Menteri Keuangan Purbaya Yudhi Sadewa mengungkapkan bahwa prospek kenaikan gaji Aparatur Sipil Negara (ASN) pada tahun 2026 akan sangat ditentukan oleh kondisi keuangan negara. Keputusan ini akan diambil setelah melihat perkembangan kinerja keuangan pada kuartal pertama tahun depan.
Purbaya menegaskan bahwa pihaknya saat ini sedang fokus pada upaya sinkronisasi kebijakan untuk mengamati realisasi fiskal secara menyeluruh. Hal ini termasuk memantau penyaluran berbagai belanja pemerintah yang sedang berjalan.
Evaluasi mendalam terhadap data keuangan triwulan pertama menjadi krusial sebelum pemerintah memutuskan langkah-langkah strategis terkait belanja negara, termasuk potensi penyesuaian gaji ASN di masa mendatang.
Menkeu Soroti Kondisi Keuangan Kuartal I sebagai Penentu Kenaikan Gaji ASN 2026
Menteri Keuangan Purbaya Yudhi Sadewa secara lugas menyatakan bahwa pihaknya akan mencermati kondisi keuangan negara di kuartal pertama. Pernyataan ini disampaikan dalam taklimat media di Jakarta pada hari Rabu.

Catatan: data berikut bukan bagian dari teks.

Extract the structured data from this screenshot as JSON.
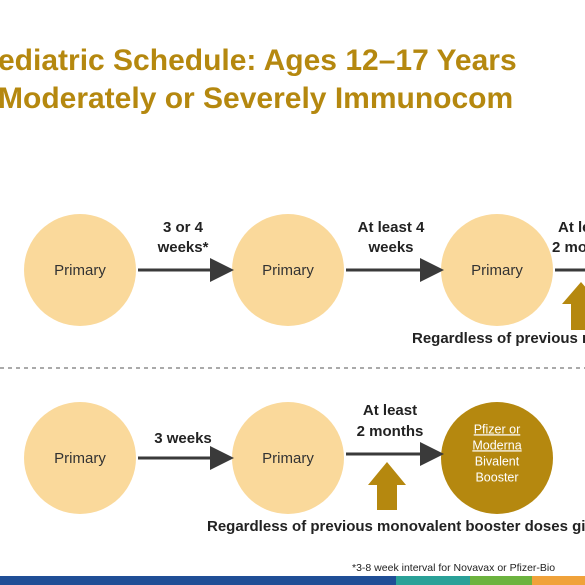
{
  "title": {
    "line1": "ediatric Schedule: Ages 12–17 Years",
    "line2": "Moderately or Severely Immunocom"
  },
  "row1": {
    "nodes": [
      "Primary",
      "Primary",
      "Primary"
    ],
    "intervals": [
      [
        "3 or 4",
        "weeks*"
      ],
      [
        "At least 4",
        "weeks"
      ],
      [
        "At le",
        "2 mo"
      ]
    ],
    "note": "Regardless of previous m"
  },
  "row2": {
    "nodes": [
      "Primary",
      "Primary"
    ],
    "booster": [
      "Pfizer or",
      "Moderna",
      "Bivalent",
      "Booster"
    ],
    "intervals": [
      [
        "3 weeks"
      ],
      [
        "At least",
        "2 months"
      ]
    ],
    "note": "Regardless of previous monovalent booster doses giv"
  },
  "footnote": "*3-8 week interval for Novavax or Pfizer-Bio"
}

Purbaya menjelaskan bahwa proses sinkronisasi kebijakan sedang berlangsung guna mendapatkan gambaran utuh mengenai realisasi fiskal. Ini termasuk evaluasi terhadap penyaluran belanja pemerintah yang menjadi indikator penting.
Pemerintah akan menyusun strategi belanja yang lebih terarah setelah mendapatkan hasil kinerja keuangan pada triwulan pertama. Diskusi mengenai masalah yang berdampak pada belanja pemerintah, termasuk kenaikan gaji ASN 2026, akan dilakukan setelah data tersebut tersedia.
Tambahan Anggaran DAU untuk THR dan Gaji Ke-13 Guru ASN Daerah
Sebelumnya, Kementerian Keuangan telah mengalokasikan tambahan anggaran Dana Alokasi Umum (DAU) sebesar Rp7,66 triliun. Anggaran ini diperuntukkan bagi pembayaran Tunjangan Hari Raya (THR) dan gaji ke-13 guru ASN daerah.
Rincian alokasi menunjukkan bahwa Rp3,80 triliun dialokasikan untuk THR, sementara Rp3,86 triliun ditujukan untuk gaji ke-13. Kebijakan ini diatur dalam Keputusan Menteri Keuangan (KMK) Nomor 372 Tahun 2025.
Tambahan anggaran ini secara spesifik menyasar guru ASN daerah yang gaji pokoknya bersumber dari Anggaran Pendapatan dan Belanja Daerah (APBD) dan tidak menerima tambahan penghasilan lainnya. Hal ini menunjukkan komitmen pemerintah terhadap kesejahteraan guru.
Mekanisme Penyaluran dan Pelaporan Dana Tambahan DAU
Alokasi tambahan DAU ini ditetapkan secara rinci per provinsi, kabupaten, dan kota, sebagaimana tercantum dalam lampiran KMK 372/2025. Transparansi alokasi menjadi prioritas dalam kebijakan ini.
Pemerintah daerah diwajibkan untuk menganggarkan dan merealisasikan pembayaran komponen THR serta gaji ke-13 kepada guru ASN daerah pada tahun anggaran 2025. Pelaksanaan ini harus sesuai dengan ketentuan yang berlaku.
Jika ada sisa pembayaran yang belum terealisasi pada tahun 2025, pemerintah daerah wajib menganggarkan dan menyalurkannya pada tahun anggaran berikutnya. Tambahan anggaran akan disalurkan pada Desember 2025, dengan laporan realisasi pembayaran paling lambat 30 Juni 2026 kepada Kementerian Keuangan melalui Direktorat Jenderal Perimbangan Keuangan, dengan tembusan kepada Direktorat Jenderal Bina Keuangan Daerah Kementerian Dalam Negeri.